Sanki meydanların işgal edilmesi, yolların kesilmesi, yağma, yakma, tahrip etme kendi kendine olmuştu. Oysaki isyana katılanlar, isyanı teşvik edenler isim isim biliniyordu. Bu isimleri tespit etmek için özel bir çabaya da gerek yoktu. Çünkü isyan boyunca bu kişiler işgal edilen meydanlarda yaptıkları yayınlarla, insanları isyana katılmaları için kışkırtan söz ve yazılarıyla ortadalardı ve bugün de aynı tavır içindeler. Meselâ, isyancıların tahrip ettiği bir Türk yayın kuruluşuna ait aracın önünde gülerek poz veren ABD'den fonlu bir gazeteciyi savcılar çağırıp, "Verdiğiniz pozla suç olan bir eylemi övüyorsunuz" dediler mi?..
28 Şubat darbe döneminde birahanenin camına taş atmakla suçlanan, daha 18'ine gelmemiş Müslüman Anadolu'nun evlatları idamla yargılandılar ve müebbet hapis cezaları alanlar oldu. Bu insanlar 20-25 yıl hapis yattıktan sonra yeniden yargılanma neticesi cezaevinden çıkabildiler.
Birahanenin camına taş atmanın devleti yıkmaya teşebbüs sayıldığı günlerden bugünlere, halkın seçtiği meşru bir hükümeti şiddet yoluyla yıkmak için sokağa çıktıklarını aşikâr olarak söyleyenlerin elini kolunu sallayarak gezdiği günlere geldik! Gezi ayaklanmasının yıldönümünde yaptıkları açıklamalarla da Recep Tayyip Erdoğan'ı yıkamadıkları için hayıflanıyorlardı. Niyetleri belli ve bâkî...
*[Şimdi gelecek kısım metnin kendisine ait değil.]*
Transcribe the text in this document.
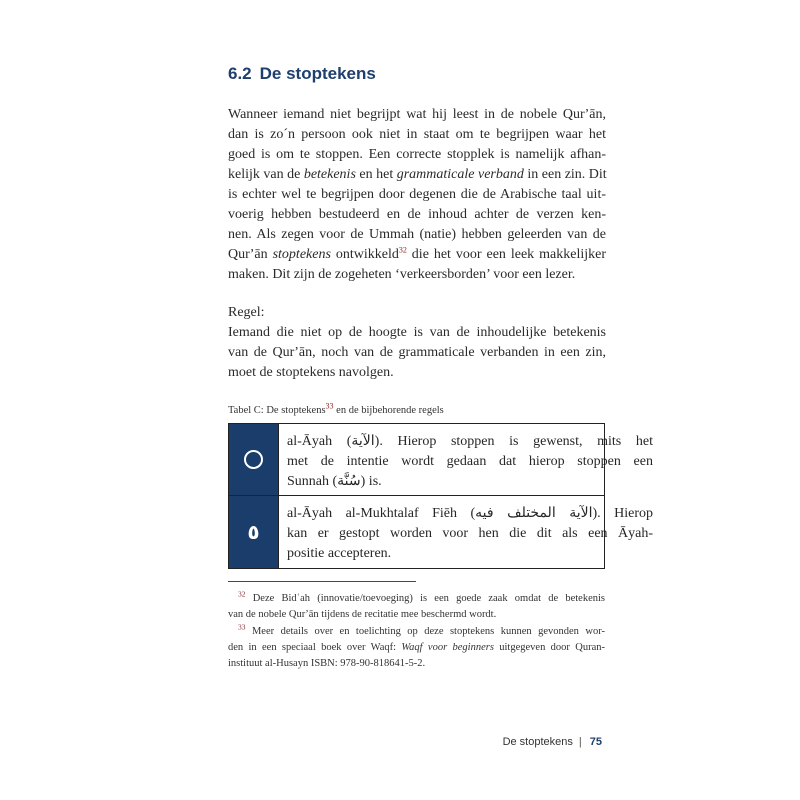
6.2 De stoptekens

Wanneer iemand niet begrijpt wat hij leest in de nobele Qurʼān,
dan is zo´n persoon ook niet in staat om te begrijpen waar het
goed is om te stoppen. Een correcte stopplek is namelijk afhan-
kelijk van de betekenis en het grammaticale verband in een zin. Dit
is echter wel te begrijpen door degenen die de Arabische taal uit-
voerig hebben bestudeerd en de inhoud achter de verzen ken-
nen. Als zegen voor de Ummah (natie) hebben geleerden van de
Qurʼān stoptekens ontwikkeld$^{32}$ die het voor een leek makkelijker
maken. Dit zijn de zogeheten ‘verkeersborden’ voor een lezer.

Regel:

Iemand die niet op de hoogte is van de inhoudelijke betekenis
van de Qurʼān, noch van de grammaticale verbanden in een zin,
moet de stoptekens navolgen.

Tabel C: De stoptekens$^{33}$ en de bijbehorende regels

al-Āyah (الآية). Hierop stoppen is gewenst, mits het
met de intentie wordt gedaan dat hierop stoppen een
Sunnah (سُنَّة) is.
٥
al-Āyah al-Mukhtalaf Fiēh (الآية المختلف فيه). Hierop
kan er gestopt worden voor hen die dit als een Āyah-
positie accepteren.

$^{32}$ Deze Bidʿah (innovatie/toevoeging) is een goede zaak omdat de betekenis
van de nobele Qurʼān tijdens de recitatie mee beschermd wordt.

$^{33}$ Meer details over en toelichting op deze stoptekens kunnen gevonden wor-
den in een speciaal boek over Waqf: Waqf voor beginners uitgegeven door Quran-
instituut al-Husayn ISBN: 978-90-818641-5-2.

De stoptekens | 75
Geçen sene, dostlar alışverişte görsün kabilinden yapılan bir Gezi yargılamasında 9 sanık beraat ettirilmişti. İstanbul Bölge Adliye Mahkemesi 3. Ceza Dairesi'nin beraat kararını bozmasının ardından yargılama tekrar başladı. 21 Mayıs'ta Çağlayan Adliyesi'nde görülen ilk celse sonrası adliye önünde açıklama yapan avukatların açtıkları pankartta "Gezi yargılanamaz" yazıyordu. Altında da "Dava kurgu Gezi gerçek"...
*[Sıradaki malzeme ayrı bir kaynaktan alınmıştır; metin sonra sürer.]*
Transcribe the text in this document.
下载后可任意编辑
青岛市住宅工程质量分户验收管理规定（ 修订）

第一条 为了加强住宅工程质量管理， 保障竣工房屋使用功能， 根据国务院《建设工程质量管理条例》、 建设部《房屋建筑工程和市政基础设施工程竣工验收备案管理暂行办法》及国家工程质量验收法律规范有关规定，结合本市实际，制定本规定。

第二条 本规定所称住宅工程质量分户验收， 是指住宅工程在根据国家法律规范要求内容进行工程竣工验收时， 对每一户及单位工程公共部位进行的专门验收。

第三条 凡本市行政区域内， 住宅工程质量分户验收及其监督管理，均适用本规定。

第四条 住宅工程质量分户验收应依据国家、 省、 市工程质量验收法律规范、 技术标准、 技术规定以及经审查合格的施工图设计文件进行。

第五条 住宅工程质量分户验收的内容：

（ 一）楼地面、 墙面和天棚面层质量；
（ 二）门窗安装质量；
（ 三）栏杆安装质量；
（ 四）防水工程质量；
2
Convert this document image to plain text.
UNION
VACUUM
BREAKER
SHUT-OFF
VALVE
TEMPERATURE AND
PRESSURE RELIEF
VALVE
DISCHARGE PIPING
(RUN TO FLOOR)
Yani diyorlar ki, bizler yakarız yıkarız yağmalarız, meydanları işgal eder aylarca yolları keseriz. İnsanları darp ederiz ama bizi yargılayamazsınız; onlar için devrimci şiddet meşru! Önünde açıklama yaptıkları adliyenin içinde Savcı Mehmet Selim Kiraz'ı şehid eden terör örgütü mensuplarına nasıl sahip çıktıklarını hatırlayın.
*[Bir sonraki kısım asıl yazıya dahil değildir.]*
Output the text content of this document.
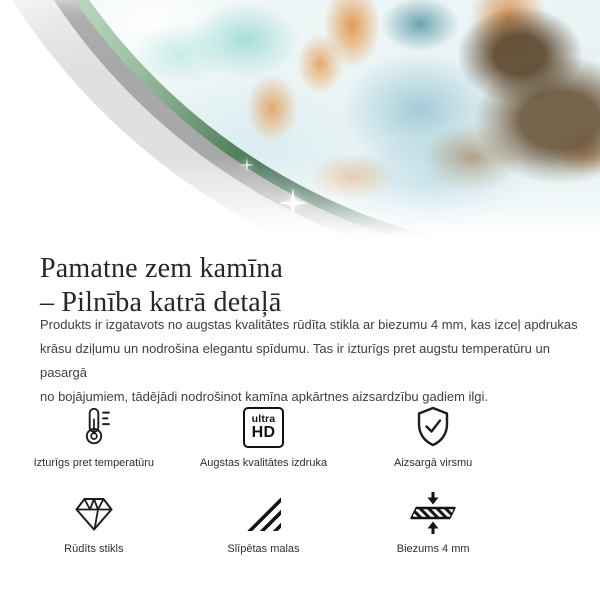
Pamatne zem kamīna
– Pilnība katrā detaļā
Produkts ir izgatavots no augstas kvalitātes rūdīta stikla ar biezumu 4 mm, kas izceļ apdrukas
krāsu dziļumu un nodrošina elegantu spīdumu. Tas ir izturīgs pret augstu temperatūru un pasargā
no bojājumiem, tādējādi nodrošinot kamīna apkārtnes aizsardzību gadiem ilgi.
Izturīgs pret temperatūru
ultra
HD
Augstas kvalitātes izdruka	Aizsargā virsmu
Rūdīts stikls	Slīpētas malas	Biezums 4 mm
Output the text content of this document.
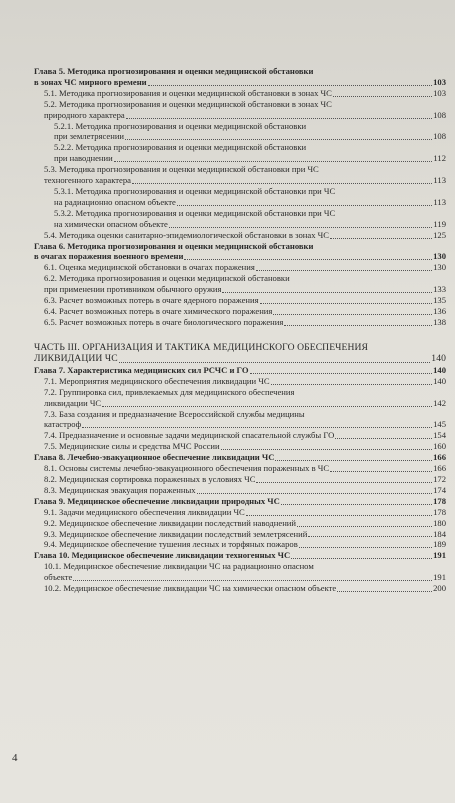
Глава 5. Методика прогнозирования и оценки медицинской обстановки
в зонах ЧС мирного времени	103
5.1. Методика прогнозирования и оценки медицинской обстановки в зонах ЧС	103
5.2. Методика прогнозирования и оценки медицинской обстановки в зонах ЧС
природного характера	108
5.2.1. Методика прогнозирования и оценки медицинской обстановки
при землетрясении	108
5.2.2. Методика прогнозирования и оценки медицинской обстановки
при наводнении	112
5.3. Методика прогнозирования и оценки медицинской обстановки при ЧС
техногенного характера	113
5.3.1. Методика прогнозирования и оценки медицинской обстановки при ЧС
на радиационно опасном объекте	113
5.3.2. Методика прогнозирования и оценки медицинской обстановки при ЧС
на химически опасном объекте	119
5.4. Методика оценки санитарно-эпидемиологической обстановки в зонах ЧС	125
Глава 6. Методика прогнозирования и оценки медицинской обстановки
в очагах поражения военного времени	130
6.1. Оценка медицинской обстановки в очагах поражения	130
6.2. Методика прогнозирования и оценки медицинской обстановки
при применении противником обычного оружия	133
6.3. Расчет возможных потерь в очаге ядерного поражения	135
6.4. Расчет возможных потерь в очаге химического поражения	136
6.5. Расчет возможных потерь в очаге биологического поражения	138
ЧАСТЬ III. ОРГАНИЗАЦИЯ И ТАКТИКА МЕДИЦИНСКОГО ОБЕСПЕЧЕНИЯ
ЛИКВИДАЦИИ ЧС	140
Глава 7. Характеристика медицинских сил РСЧС и ГО	140
7.1. Мероприятия медицинского обеспечения ликвидации ЧС	140
7.2. Группировка сил, привлекаемых для медицинского обеспечения
ликвидации ЧС	142
7.3. База создания и предназначение Всероссийской службы медицины
катастроф	145
7.4. Предназначение и основные задачи медицинской спасательной службы ГО	154
7.5. Медицинские силы и средства МЧС России	160
Глава 8. Лечебно-эвакуационное обеспечение ликвидации ЧС	166
8.1. Основы системы лечебно-эвакуационного обеспечения пораженных в ЧС	166
8.2. Медицинская сортировка пораженных в условиях ЧС	172
8.3. Медицинская эвакуация пораженных	174
Глава 9. Медицинское обеспечение ликвидации природных ЧС	178
9.1. Задачи медицинского обеспечения ликвидации ЧС	178
9.2. Медицинское обеспечение ликвидации последствий наводнений	180
9.3. Медицинское обеспечение ликвидации последствий землетрясений	184
9.4. Медицинское обеспечение тушения лесных и торфяных пожаров	189
Глава 10. Медицинское обеспечение ликвидации техногенных ЧС	191
10.1. Медицинское обеспечение ликвидации ЧС на радиационно опасном
объекте	191
10.2. Медицинское обеспечение ликвидации ЧС на химически опасном объекте	200
4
Bir yerde onlara katılıyorum, evet, Batıcı Gezi ayaklanması gerçek; işgal, yol kesme, yağma, yakma, tahrip... Aklınıza gelebilecek şiddetin her türünün yaşandığı Gezi ayaklanması gerçek. Gezi ayaklanmasının gerçek failleri, azmettiricileri yargılanmadıkları müddetçe de dava kurgu olarak kalacaktır!